Effect of added penicillin on the chemical compositions of cheese
In the present study, the total solids, fat, protein and salt content of Sudanese white cheese were not significantly (P>0.05) affected by adding the 3 levels of penicillin to the milk (Table 5). The averages total solids content of cheese samples made from the milk without the addition of penicillin (control) and the addition of 5 mL/6 liters were lower (56.95±0.86%) than the average total solids content of cheese samples made from milk with 3 mL/6 liter added penicillin (Table 5). The mean of fat content revealed 24.95±1.94% for Sudanese white cheese made from milk free from penicillin compared to that made using milk containing 3 mL/6 liter of penicillin (24.95±0.86%).
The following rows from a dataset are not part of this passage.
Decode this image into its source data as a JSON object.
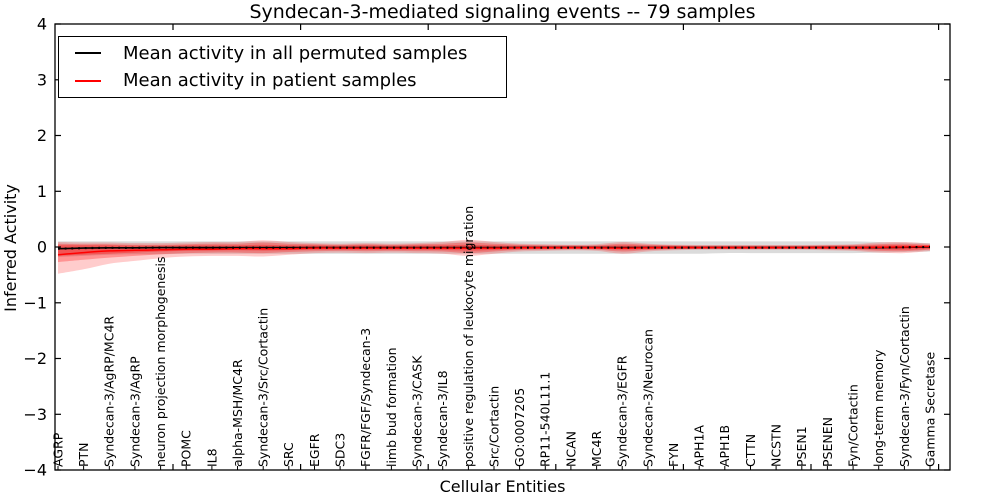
{
  "chart_data": {
    "type": "line",
    "title": "Syndecan-3-mediated signaling events -- 79 samples",
    "xlabel": "Cellular Entities",
    "ylabel": "Inferred Activity",
    "ylim": [
      -4,
      4
    ],
    "grid": false,
    "legend_position": "upper-left",
    "yticks": [
      {
        "label": "4",
        "value": 4
      },
      {
        "label": "3",
        "value": 3
      },
      {
        "label": "2",
        "value": 2
      },
      {
        "label": "1",
        "value": 1
      },
      {
        "label": "0",
        "value": 0
      },
      {
        "label": "−1",
        "value": -1
      },
      {
        "label": "−2",
        "value": -2
      },
      {
        "label": "−3",
        "value": -3
      },
      {
        "label": "−4",
        "value": -4
      }
    ],
    "categories": [
      "AGRP",
      "PTN",
      "Syndecan-3/AgRP/MC4R",
      "Syndecan-3/AgRP",
      "neuron projection morphogenesis",
      "POMC",
      "IL8",
      "alpha-MSH/MC4R",
      "Syndecan-3/Src/Cortactin",
      "SRC",
      "EGFR",
      "SDC3",
      "FGFR/FGF/Syndecan-3",
      "limb bud formation",
      "Syndecan-3/CASK",
      "Syndecan-3/IL8",
      "positive regulation of leukocyte migration",
      "Src/Cortactin",
      "GO:0007205",
      "RP11-540L11.1",
      "NCAN",
      "MC4R",
      "Syndecan-3/EGFR",
      "Syndecan-3/Neurocan",
      "FYN",
      "APH1A",
      "APH1B",
      "CTTN",
      "NCSTN",
      "PSEN1",
      "PSENEN",
      "Fyn/Cortactin",
      "long-term memory",
      "Syndecan-3/Fyn/Cortactin",
      "Gamma Secretase"
    ],
    "series": [
      {
        "name": "Mean activity in all permuted samples",
        "color": "#000000",
        "line_style": "solid-with-dotted-overlay",
        "mean": [
          -0.03,
          -0.02,
          -0.015,
          -0.015,
          -0.01,
          -0.01,
          -0.01,
          -0.01,
          -0.01,
          -0.01,
          -0.01,
          -0.01,
          -0.01,
          -0.01,
          -0.01,
          -0.01,
          -0.01,
          -0.01,
          -0.01,
          -0.01,
          -0.01,
          -0.01,
          -0.01,
          -0.01,
          -0.01,
          -0.01,
          -0.01,
          -0.01,
          -0.01,
          -0.01,
          -0.01,
          -0.01,
          -0.01,
          -0.005,
          0.0
        ],
        "band": {
          "fill": "rgba(110,110,110,0.25)",
          "upper": [
            0.1,
            0.1,
            0.1,
            0.1,
            0.1,
            0.1,
            0.1,
            0.1,
            0.1,
            0.1,
            0.1,
            0.1,
            0.1,
            0.1,
            0.1,
            0.1,
            0.1,
            0.1,
            0.1,
            0.1,
            0.1,
            0.1,
            0.1,
            0.1,
            0.1,
            0.1,
            0.1,
            0.1,
            0.1,
            0.1,
            0.1,
            0.1,
            0.09,
            0.08,
            0.07
          ],
          "lower": [
            -0.18,
            -0.16,
            -0.14,
            -0.13,
            -0.13,
            -0.12,
            -0.12,
            -0.12,
            -0.12,
            -0.12,
            -0.12,
            -0.12,
            -0.12,
            -0.12,
            -0.12,
            -0.12,
            -0.12,
            -0.12,
            -0.12,
            -0.12,
            -0.12,
            -0.12,
            -0.12,
            -0.12,
            -0.12,
            -0.12,
            -0.11,
            -0.11,
            -0.11,
            -0.11,
            -0.11,
            -0.11,
            -0.1,
            -0.09,
            -0.08
          ]
        }
      },
      {
        "name": "Mean activity in patient samples",
        "color": "#ff0000",
        "line_style": "solid",
        "mean": [
          -0.14,
          -0.1,
          -0.07,
          -0.06,
          -0.05,
          -0.04,
          -0.04,
          -0.03,
          -0.03,
          -0.03,
          -0.02,
          -0.02,
          -0.02,
          -0.02,
          -0.02,
          -0.02,
          -0.02,
          -0.02,
          -0.015,
          -0.015,
          -0.015,
          -0.015,
          -0.02,
          -0.015,
          -0.01,
          -0.01,
          -0.01,
          -0.01,
          -0.01,
          -0.01,
          -0.01,
          -0.01,
          -0.005,
          0.0,
          0.01
        ],
        "band_outer": {
          "fill": "rgba(255,0,0,0.20)",
          "upper": [
            0.09,
            0.08,
            0.08,
            0.07,
            0.07,
            0.08,
            0.09,
            0.09,
            0.12,
            0.09,
            0.07,
            0.06,
            0.07,
            0.06,
            0.07,
            0.09,
            0.13,
            0.09,
            0.06,
            0.05,
            0.04,
            0.05,
            0.09,
            0.06,
            0.04,
            0.035,
            0.035,
            0.035,
            0.035,
            0.035,
            0.04,
            0.05,
            0.08,
            0.09,
            0.06
          ],
          "lower": [
            -0.48,
            -0.4,
            -0.3,
            -0.25,
            -0.2,
            -0.17,
            -0.16,
            -0.16,
            -0.17,
            -0.14,
            -0.11,
            -0.1,
            -0.11,
            -0.1,
            -0.11,
            -0.12,
            -0.16,
            -0.12,
            -0.08,
            -0.07,
            -0.06,
            -0.07,
            -0.12,
            -0.08,
            -0.06,
            -0.05,
            -0.05,
            -0.05,
            -0.05,
            -0.05,
            -0.06,
            -0.07,
            -0.1,
            -0.11,
            -0.07
          ]
        },
        "band_inner": {
          "fill": "rgba(255,0,0,0.28)",
          "upper": [
            0.06,
            0.05,
            0.05,
            0.04,
            0.04,
            0.05,
            0.06,
            0.06,
            0.08,
            0.06,
            0.05,
            0.04,
            0.05,
            0.04,
            0.05,
            0.06,
            0.08,
            0.06,
            0.04,
            0.03,
            0.03,
            0.03,
            0.06,
            0.04,
            0.03,
            0.025,
            0.025,
            0.025,
            0.025,
            0.025,
            0.03,
            0.035,
            0.05,
            0.06,
            0.04
          ],
          "lower": [
            -0.27,
            -0.23,
            -0.19,
            -0.16,
            -0.13,
            -0.11,
            -0.1,
            -0.1,
            -0.11,
            -0.09,
            -0.075,
            -0.07,
            -0.075,
            -0.07,
            -0.075,
            -0.08,
            -0.11,
            -0.08,
            -0.055,
            -0.05,
            -0.04,
            -0.05,
            -0.08,
            -0.055,
            -0.04,
            -0.035,
            -0.035,
            -0.035,
            -0.035,
            -0.035,
            -0.04,
            -0.05,
            -0.07,
            -0.075,
            -0.05
          ]
        },
        "band_core": {
          "fill": "rgba(255,0,0,0.32)",
          "upper": [
            0.03,
            0.03,
            0.03,
            0.025,
            0.025,
            0.03,
            0.03,
            0.03,
            0.04,
            0.03,
            0.03,
            0.025,
            0.03,
            0.025,
            0.03,
            0.03,
            0.04,
            0.03,
            0.025,
            0.02,
            0.02,
            0.02,
            0.03,
            0.025,
            0.02,
            0.015,
            0.015,
            0.015,
            0.015,
            0.015,
            0.02,
            0.02,
            0.03,
            0.035,
            0.025
          ],
          "lower": [
            -0.16,
            -0.14,
            -0.12,
            -0.1,
            -0.08,
            -0.07,
            -0.065,
            -0.06,
            -0.065,
            -0.06,
            -0.05,
            -0.05,
            -0.05,
            -0.05,
            -0.05,
            -0.055,
            -0.065,
            -0.055,
            -0.04,
            -0.035,
            -0.03,
            -0.035,
            -0.05,
            -0.04,
            -0.03,
            -0.028,
            -0.028,
            -0.028,
            -0.028,
            -0.028,
            -0.03,
            -0.035,
            -0.045,
            -0.05,
            -0.035
          ]
        }
      }
    ]
  },
  "legend": {
    "items": [
      {
        "label": "Mean activity in all permuted samples",
        "color": "#000000"
      },
      {
        "label": "Mean activity in patient samples",
        "color": "#ff0000"
      }
    ]
  }
}
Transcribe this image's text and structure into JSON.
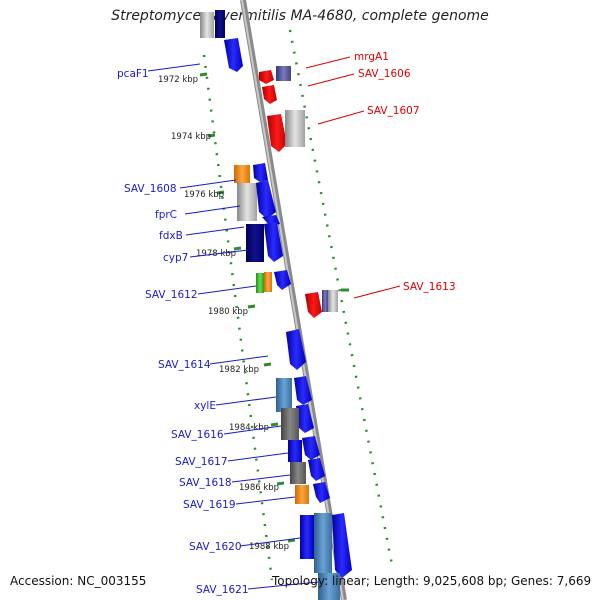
{
  "title": "Streptomyces avermitilis MA-4680, complete genome",
  "accession_text": "Accession: NC_003155",
  "topology_text": "Topology: linear; Length: 9,025,608 bp; Genes: 7,669",
  "colors": {
    "axis": "#9a9a9a",
    "axis_dark": "#555555",
    "tick": "#2e8b2e",
    "left_label": "#1a1acc",
    "right_label": "#dd0000"
  },
  "scale_labels": [
    "1972 kbp",
    "1974 kbp",
    "1976 kbp",
    "1978 kbp",
    "1980 kbp",
    "1982 kbp",
    "1984 kbp",
    "1986 kbp",
    "1988 kbp"
  ],
  "left_genes": [
    "pcaF1",
    "SAV_1608",
    "fprC",
    "fdxB",
    "cyp7",
    "SAV_1612",
    "SAV_1614",
    "xylE",
    "SAV_1616",
    "SAV_1617",
    "SAV_1618",
    "SAV_1619",
    "SAV_1620",
    "SAV_1621"
  ],
  "right_genes": [
    "mrgA1",
    "SAV_1606",
    "SAV_1607",
    "SAV_1613"
  ]
}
The average protein content was higher (26.41±1.83%) in the cheese samples made from milk containing 3 mL/6 liters and 5 mL/6 liters of penicillin. However, the mean salt content of Sudanese white cheese was higher (3.40±0.72%) in the cheese made from control milk with no addition of penicillin (Table 5).
|
Chemical composition (%) |
Added penicillin (mL/6 liter) |
Significant level |
||
|
0 |
3 |
5 |
||
|
Total solids |
56.95±0.82 |
56.96±0.98 |
56.95±0.86 |
NS |
|
Fat |
24.95±1.94 |
24.91±0.86 |
24.95±1.03 |
NS |
|
Protein |
26.40±2.64 |
26.41±1.91 |
26.41±1.83 |
NS |
|
Salt |
3.40±0.72 |
3.39±0.83 |
3.39±0.36 |
NS |
|
NS: Non significant (P>0.05) |
||||
Antibiotic residues affect cheese-making process by inhibiting the growth of the starter cultures, acidification, milk curdling as well as ripening [73]. Fortunately, penicillin G residue was not detected in cheese, while it was found in the whey at concentrations similar to those added to raw milk [74]. Similarly, the cheese-making process was unaffected by the presence of most antibiotics evaluated, as only erythromycin and oxytetracycline were significantly prolonging the time required for cheese production (122±29 and 108±25 minutes, respectively) [73]. Although the antimicrobial drugs can also interfere with the manufacture of dairy products, decrease acid and flavor production associated with butter manufacture, reduce the curdling of milk, and cause improper ripening of cheeses [75]. Moreover, the occurrence of antibiotic residues might affect the quality and safety of raw milk and its products [76]. Also, safe milk must not contain any antibiotic residues and their occurrence in the milk of dairy farms, which is an indication of the misuse of antibiotics [77]. Moreover, generally, for the production of cheese, various kinds of milk or other additives have been used [78,79]. This has economic concern in the food industry as food fraud is considered a major problem [80,81]. The regulatory agencies spend a lot of money to assess and reduce food fraud because it has a fundamental connection to nutrition and public health [82,83]. In addition, the loss of confidence by investors, customers, consumers and authorities caused by food fraud and adulteration events can be far more damaging than the direct economic impact [84].
Conclusion
Based on these result, yoghurt and Sudanese white cheese quality, yield and chemical composition were significantly affected by the milk adulteration. The contents of total solids, fat, protein, ash, and titratable acidity in yoghurt were decreased by increasing the levels of the added water to the milk. Also, the cheese yield was significantly affected by the added water to the milk. The chemical composition of cheese showed significant variation due to the addition of ammonium chloride to the milk. The present study recommends that more efforts are needed to minimize the malpractice of adulteration of milk and to establish its standardization to produce high-quality milk and dairy products.